Пустынные в будничные дни, эти улицы теперь пестрели народом, направлявшимся в праздничных одеждах в храмы. У домов и изб сидели на завалинках старики и старухи, и тут же в песке и в траве копошились полунагие ребятишки. На площадях уже собирались кучки гуляк, потешавшиеся, несмотря на то, что в храмах начиналась служба, выходками бродячих скоморохов, и кое-где слышались возгласы, говорившие ясно, что и тут были люди, придерживавшиеся поговорки: кто празднику рад, тот до свету пьян. Этого зла, веселья во время богослужения не могли истребить никакие проповеди духовных лиц. Казалось, все простые люди повысыпали на свежий воздух, тяготясь оставаться в тесных и душных клетушках своих невзрачных, нередко курных избенок.

Из господских хором, огороженных, точно крепостными стенами, высокими заборами с затейливыми тяжелыми воротами, то и дело выезжали сановитые и нарядные, иногда непомерно толстые, с выхоленными огромными бородами всадники, отправлявшиеся в сопровождении своих слуг в церкви. Чем важнее и сановитее были господа, тем многочисленнее была их свита. Иного боярина сопровождало двадцать, тридцать и более слуг. Каждый из этих людей старался вырядиться в лучшее платье, отправляясь в храм Божий, и перещеголять других бояр. За эту страсть бахвалиться в церквах нарядными одеждами немало нападали на богачей проповедники, но проповеди приносили мало пользы. Еще большею пышностью отличались поезда важных боярынь, сидевших в своих колымагах и сопровождаемых пешими скоморохами. Роскошное убранство выложенных и бархатом, и соболями, и позолотою колымаг, нарядность лошадиной сбруи говорили о значении и богатстве боярынь. Медленно двигались, качаясь и прыгая по ухабам на высоких осях, эти неуклюжие и громоздкие экипажи, запряженные иногда в одну лошадь, иногда в несколько шедших гуськом колымажных лошадей. Возницы или сидели верхом на лошадях, или шли рядом с ними.
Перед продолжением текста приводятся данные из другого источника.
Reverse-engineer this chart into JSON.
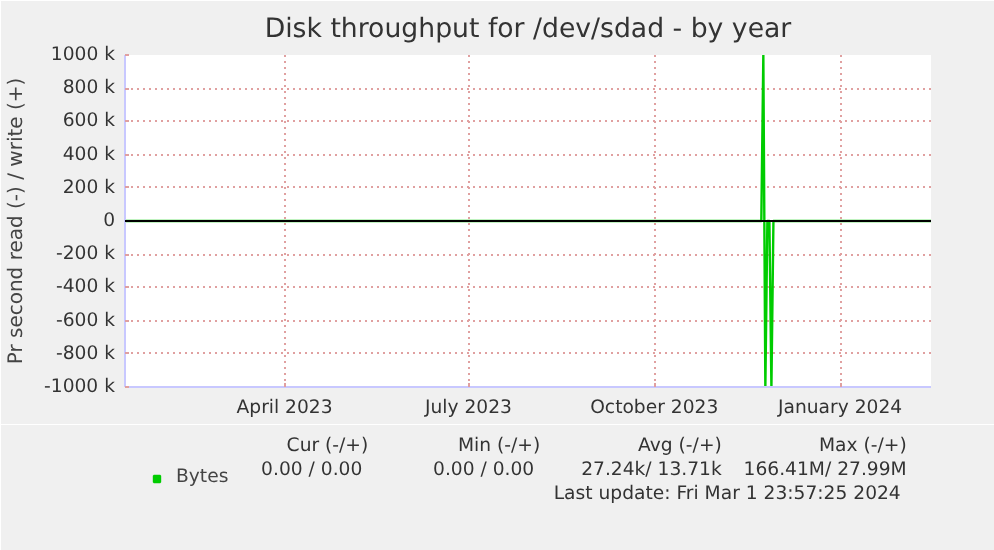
{
  "chart_data": {
    "type": "line",
    "title": "Disk throughput for /dev/sdad - by year",
    "ylabel": "Pr second read (-) / write (+)",
    "x": [
      "2023-01-27",
      "2023-12-08",
      "2023-12-09",
      "2023-12-09T12:00",
      "2023-12-10",
      "2023-12-11",
      "2023-12-12",
      "2023-12-13",
      "2023-12-14",
      "2024-03-01"
    ],
    "series": [
      {
        "name": "Bytes",
        "color": "#00cc00",
        "values": [
          0,
          0,
          1000,
          0,
          -1000,
          0,
          0,
          -1000,
          0,
          0
        ]
      }
    ],
    "xlim": [
      "2023-01-27",
      "2024-03-01"
    ],
    "xticks": [
      {
        "value": "2023-04-16",
        "label": "April 2023"
      },
      {
        "value": "2023-07-16",
        "label": "July 2023"
      },
      {
        "value": "2023-10-16",
        "label": "October 2023"
      },
      {
        "value": "2024-01-16",
        "label": "January 2024"
      }
    ],
    "ylim": [
      -1000,
      1000
    ],
    "yticks": [
      {
        "value": -1000,
        "label": "-1000 k"
      },
      {
        "value": -800,
        "label": "-800 k"
      },
      {
        "value": -600,
        "label": "-600 k"
      },
      {
        "value": -400,
        "label": "-400 k"
      },
      {
        "value": -200,
        "label": "-200 k"
      },
      {
        "value": 0,
        "label": "0"
      },
      {
        "value": 200,
        "label": "200 k"
      },
      {
        "value": 400,
        "label": "400 k"
      },
      {
        "value": 600,
        "label": "600 k"
      },
      {
        "value": 800,
        "label": "800 k"
      },
      {
        "value": 1000,
        "label": "1000 k"
      }
    ],
    "ref_lines": [
      {
        "axis": "y",
        "value": 0,
        "label": null,
        "color": "#000000"
      }
    ],
    "grid": true,
    "legend": "bottom",
    "marker": "none",
    "line_style": "solid",
    "annotations": [
      "Cur (-/+)",
      "Min (-/+)",
      "Avg (-/+)",
      "Max (-/+)",
      "0.00 /  0.00",
      "0.00 /  0.00",
      "27.24k/ 13.71k",
      "166.41M/ 27.99M",
      "Last update: Fri Mar  1 23:57:25 2024"
    ]
  }
}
Зелень, пестрая раскраска домов, яркие наряды мужчин и женщин, блестящие уборы коней, богатство колымаг, все это, озаренное лучами солнца, делало очень оживленным вид московских улиц в эту Нору, а надо всем этим стоял немолчный гомон бесчисленных птиц и переливался благовест тысячи церковных колоколов, то гудевших густыми медлительными звуками, то заливавшихся мелким и серебристым трезвоном.

Среди этого всеобщего оживления как-то странно было видеть человека, не принимавшего, по-видимому, никакого участия в этой сутолке и погрузившегося, как в глубокий сон, в свои думы. Именно так смотрел молодой Федор Степанович Колычев, выехавший в сопровождении одного слуги из ворот своего дома к обедне. Он направлялся не к кремлевским Храмам, а куда-то в глушь Москвы, бессознательно или сознательно стараясь избежать встречи с близкими и знакомыми людьми. Его конь шел неторопливым шагом, и молодой наездник не шпорил его, не торопил, почти не управляя им и точно отдавшись вполне на его произвол, — куда и когда он привезет — все равно.

Он не видел окружающего: в его глазах, сосредоточенно устремленных в пространство, рисовалась иная картина, не имевшая ничего общего с веселящейся Москвой.

Вот тянется от Москвы длинною-длинною белою лентою среди зеленых дремучих лесов широкая и пыльная мягкая дорога — Новгородская дорога. Нет на ней путников, пустынна она вполне, но местами слышатся над ней в воздухе странные зловещие звуки; то каркают вороньи стаи, тучами проносящиеся над дорогой в небесной лазури и точно скликающие на пир своих собратий. Но около чего они вьются? Вон чернеет что-то в воздухе, длинное, неподвижное, страшное. Это труп повешенного человека, с повиснувшими бессильно вдоль тела, как плети, руками, с упавшей на грудь головой, с посиневшим лицом. А вон на далеком расстоянии и еще такой же труп, а там дальше еще и еще…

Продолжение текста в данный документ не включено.